Characteristics of subgrade soil resilient modulus considering wide-range stress state
摘要
Existing models for predicting the resilient modulus of subgrade soils can accurately characterize the dynamic stress zone. However, they suffer from two primary limitations: 1) an inability to predict modulus values within the no-dynamic stress zone, and 2) the inaccessibility of these modulus values through conventional dynamic triaxial tests. To address these shortcomings, this paper introduces a comprehensive methodology for determining the resilient modulus of subgrade soil under a wide range of stress states. The no-dynamic stress zone is conceptualized as comprising two distinct zones: the no-stress zone and the self-weight stress zone. First, an integrated testing framework encompassing the entire subgrade domain is proposed. For the dynamic action zone, a testing method accounting for the combined influence of dynamic and static stresses is employed. For the area devoid of dynamic action, a novel testing method based on the dynamic triaxial apparatus is presented to measure the soil modulus in the no-dynamic stress zone. This method determines the modulus by maintaining constant confining and contact stresses while progressively reducing the cyclic stress.

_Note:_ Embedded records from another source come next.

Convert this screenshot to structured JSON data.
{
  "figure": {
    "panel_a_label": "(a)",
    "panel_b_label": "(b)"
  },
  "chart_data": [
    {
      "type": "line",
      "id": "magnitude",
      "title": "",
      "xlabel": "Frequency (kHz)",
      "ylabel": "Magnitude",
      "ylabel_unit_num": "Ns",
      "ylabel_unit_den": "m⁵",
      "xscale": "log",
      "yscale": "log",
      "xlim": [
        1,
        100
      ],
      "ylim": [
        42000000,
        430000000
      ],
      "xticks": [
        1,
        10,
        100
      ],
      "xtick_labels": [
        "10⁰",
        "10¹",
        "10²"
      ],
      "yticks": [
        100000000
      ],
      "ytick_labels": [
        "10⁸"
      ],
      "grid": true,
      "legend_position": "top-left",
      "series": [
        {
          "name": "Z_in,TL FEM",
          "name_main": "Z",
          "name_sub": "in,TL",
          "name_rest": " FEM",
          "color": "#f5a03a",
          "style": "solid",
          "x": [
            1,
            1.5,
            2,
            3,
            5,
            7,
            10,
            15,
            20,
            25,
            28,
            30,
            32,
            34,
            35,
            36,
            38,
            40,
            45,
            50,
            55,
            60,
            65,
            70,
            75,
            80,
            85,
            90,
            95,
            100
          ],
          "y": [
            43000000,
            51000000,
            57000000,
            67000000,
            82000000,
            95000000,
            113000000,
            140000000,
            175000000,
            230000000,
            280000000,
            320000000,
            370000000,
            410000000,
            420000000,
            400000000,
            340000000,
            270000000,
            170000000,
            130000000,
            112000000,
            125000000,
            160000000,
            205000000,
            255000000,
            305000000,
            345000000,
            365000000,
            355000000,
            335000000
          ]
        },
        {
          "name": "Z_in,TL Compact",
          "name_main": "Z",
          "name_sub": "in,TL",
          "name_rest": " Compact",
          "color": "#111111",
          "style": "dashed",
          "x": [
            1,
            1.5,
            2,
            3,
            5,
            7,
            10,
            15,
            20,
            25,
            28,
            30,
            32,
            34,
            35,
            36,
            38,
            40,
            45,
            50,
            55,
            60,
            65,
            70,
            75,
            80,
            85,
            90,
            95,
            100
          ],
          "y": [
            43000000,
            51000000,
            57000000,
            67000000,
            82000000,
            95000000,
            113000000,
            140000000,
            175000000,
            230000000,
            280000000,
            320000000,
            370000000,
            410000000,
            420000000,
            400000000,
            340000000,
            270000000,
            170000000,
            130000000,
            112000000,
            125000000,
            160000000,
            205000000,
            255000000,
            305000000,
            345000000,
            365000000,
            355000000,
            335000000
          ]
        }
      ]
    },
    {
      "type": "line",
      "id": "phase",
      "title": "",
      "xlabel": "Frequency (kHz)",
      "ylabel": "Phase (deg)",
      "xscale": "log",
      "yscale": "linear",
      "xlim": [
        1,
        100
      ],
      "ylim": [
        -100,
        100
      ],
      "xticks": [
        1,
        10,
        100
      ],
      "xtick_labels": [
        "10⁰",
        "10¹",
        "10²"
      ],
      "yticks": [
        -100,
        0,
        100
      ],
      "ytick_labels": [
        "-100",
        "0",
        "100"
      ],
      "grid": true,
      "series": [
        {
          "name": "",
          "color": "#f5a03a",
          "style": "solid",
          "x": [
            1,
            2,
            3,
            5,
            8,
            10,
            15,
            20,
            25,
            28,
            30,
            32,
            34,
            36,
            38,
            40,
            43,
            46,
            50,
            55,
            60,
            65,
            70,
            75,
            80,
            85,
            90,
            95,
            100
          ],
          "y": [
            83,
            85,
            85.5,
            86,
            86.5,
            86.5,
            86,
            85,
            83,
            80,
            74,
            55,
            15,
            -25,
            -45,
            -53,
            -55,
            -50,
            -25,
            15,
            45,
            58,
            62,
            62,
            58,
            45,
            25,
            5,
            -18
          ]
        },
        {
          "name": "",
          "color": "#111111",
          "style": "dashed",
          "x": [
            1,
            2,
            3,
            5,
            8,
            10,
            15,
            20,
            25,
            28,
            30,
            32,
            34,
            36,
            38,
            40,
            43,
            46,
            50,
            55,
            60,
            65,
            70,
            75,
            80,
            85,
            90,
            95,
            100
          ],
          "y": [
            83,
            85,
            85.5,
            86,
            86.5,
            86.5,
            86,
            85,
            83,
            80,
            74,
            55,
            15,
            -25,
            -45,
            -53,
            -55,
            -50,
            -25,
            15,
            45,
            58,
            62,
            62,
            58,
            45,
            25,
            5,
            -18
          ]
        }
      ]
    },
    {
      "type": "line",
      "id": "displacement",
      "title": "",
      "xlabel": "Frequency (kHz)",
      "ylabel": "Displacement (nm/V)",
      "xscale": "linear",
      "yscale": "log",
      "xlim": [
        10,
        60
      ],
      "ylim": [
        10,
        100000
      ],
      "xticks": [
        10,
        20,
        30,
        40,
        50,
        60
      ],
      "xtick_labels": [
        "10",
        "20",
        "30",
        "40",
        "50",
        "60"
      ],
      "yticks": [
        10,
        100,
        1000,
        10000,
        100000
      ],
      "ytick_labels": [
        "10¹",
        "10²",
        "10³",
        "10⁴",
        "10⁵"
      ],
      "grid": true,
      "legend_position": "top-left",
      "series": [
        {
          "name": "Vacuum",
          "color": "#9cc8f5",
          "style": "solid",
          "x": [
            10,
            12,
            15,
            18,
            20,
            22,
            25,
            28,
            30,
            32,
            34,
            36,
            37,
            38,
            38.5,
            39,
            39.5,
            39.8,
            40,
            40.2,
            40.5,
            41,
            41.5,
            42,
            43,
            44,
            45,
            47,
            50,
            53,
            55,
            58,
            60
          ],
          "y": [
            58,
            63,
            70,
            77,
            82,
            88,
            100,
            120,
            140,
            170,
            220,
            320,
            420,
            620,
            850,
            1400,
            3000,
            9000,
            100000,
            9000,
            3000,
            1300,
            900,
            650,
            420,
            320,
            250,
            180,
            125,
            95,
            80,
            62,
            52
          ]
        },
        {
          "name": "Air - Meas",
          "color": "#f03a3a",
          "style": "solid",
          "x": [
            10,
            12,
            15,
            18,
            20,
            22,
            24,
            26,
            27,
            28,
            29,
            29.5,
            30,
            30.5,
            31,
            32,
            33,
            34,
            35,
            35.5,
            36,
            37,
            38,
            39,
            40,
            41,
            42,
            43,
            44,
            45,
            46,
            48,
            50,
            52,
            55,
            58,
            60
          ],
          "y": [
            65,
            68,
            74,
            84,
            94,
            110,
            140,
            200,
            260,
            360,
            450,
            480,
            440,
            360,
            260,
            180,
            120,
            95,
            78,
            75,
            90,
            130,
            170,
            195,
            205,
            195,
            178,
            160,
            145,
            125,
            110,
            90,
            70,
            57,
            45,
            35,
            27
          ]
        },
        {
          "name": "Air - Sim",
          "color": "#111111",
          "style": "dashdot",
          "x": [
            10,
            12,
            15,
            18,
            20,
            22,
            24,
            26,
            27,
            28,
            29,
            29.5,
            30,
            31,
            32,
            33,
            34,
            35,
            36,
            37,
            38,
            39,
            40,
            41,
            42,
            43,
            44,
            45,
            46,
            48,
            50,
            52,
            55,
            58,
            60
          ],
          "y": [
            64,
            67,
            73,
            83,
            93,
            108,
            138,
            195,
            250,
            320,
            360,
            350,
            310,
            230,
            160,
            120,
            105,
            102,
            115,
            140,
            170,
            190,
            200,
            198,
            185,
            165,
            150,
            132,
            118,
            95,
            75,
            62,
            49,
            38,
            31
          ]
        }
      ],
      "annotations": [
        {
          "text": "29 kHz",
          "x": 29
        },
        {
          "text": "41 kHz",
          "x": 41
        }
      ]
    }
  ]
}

Subsequently, utilizing Gene Expression Programming (GEP), a unified prediction model integrating both the traditional resilient modulus and the modulus under no-dynamic conditions is developed, incorporating four fitting parameters. The results indicate that under low cyclic stress amplitudes (0 – 10 kPa), the dynamic resilient modulus of the subgrade soil increases with increasing cyclic stress. In contrast, under relatively high cyclic stresses, the dynamic resilient modulus decreases as the cyclic stress increases. Compared to the classic NCHRP 1-28A, Uzan, Ni, and K-θ models, the prediction error under small cyclic stresses is reduced from 15.49%, 16.15%, 18.85%, and 22.77%, respectively, to 4.68% using the proposed model. Furthermore, the model maintains high prediction accuracy across a total of 176 working conditions tested on 11 soil samples.